FInd the height where two object pass each other.

First off, the acceleration should be 4.91t², not 4.95t². However, it's much better practice just to leave it as gt²/2.

Now, allow me to look at the problem in a way that makes more sense to me, and may help you better understand it.
Let's make an equation for the height of the dropping ball (ball 1):

[itex]\displaystyle h_1 = 42 - 6t - \frac{gt^2}{2}[/itex]

Now, an equation for the upwards-traveling ball (ball 2):

[itex]\displaystyle h_2 = 55t - \frac{gt^2}{2}[/itex]


The question asks for the height when [itex]\displaystyle h_1=h_2[/itex], or:

[itex]\displaystyle 42 - 6t - \frac{gt^2}{2}=55t - \frac{gt^2}{2}[/itex]

I'll let you continue from there. Hope that helps; If you have more trouble just ask.

 

The ball is thrown downward at 6 m/s. If you define the starting height to be 42 and the ground to be 0, this means the initial velocity is negative. Another way to put it is that it was thrown at 6m/s toward the ground (toward 0).

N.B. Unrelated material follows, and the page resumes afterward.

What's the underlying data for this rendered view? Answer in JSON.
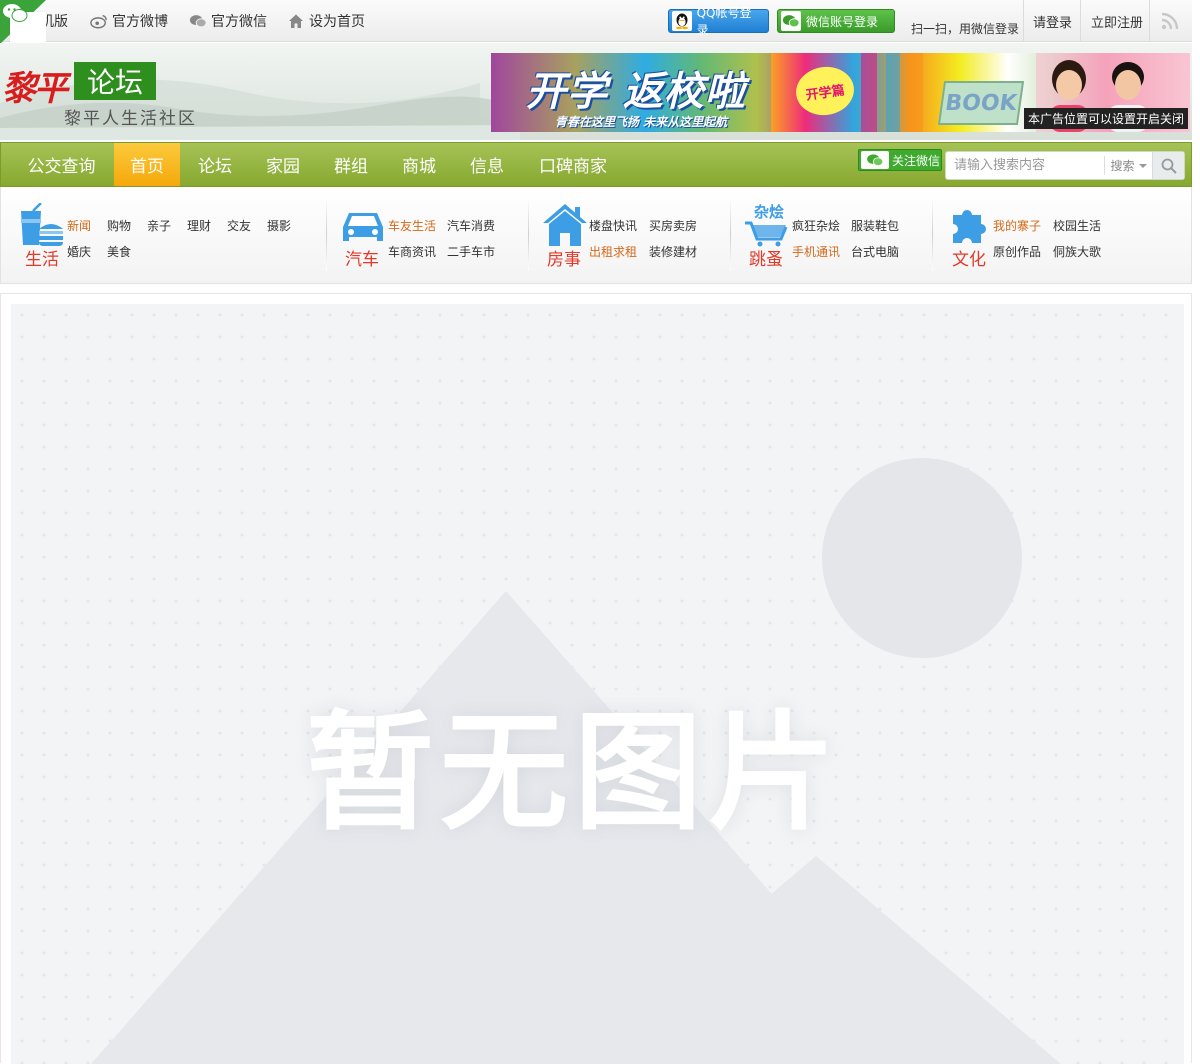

If the height were "42 + 6t - gt²/2" as you say, then that would imply that the ball was thrown upwards at 6m/s (and not downward). The height would first increase to some maximum above 42, then fall past 42 again.

 

ok


now my try....

again assume h distance from ground as meeting point at time t

so h=55t-0.5(9.8)t²(acceleration=-ve as velocity is decreasing)

and 42-h=6t+0.5(9.8)t²

solve for h

i think it gives same result as that of dude14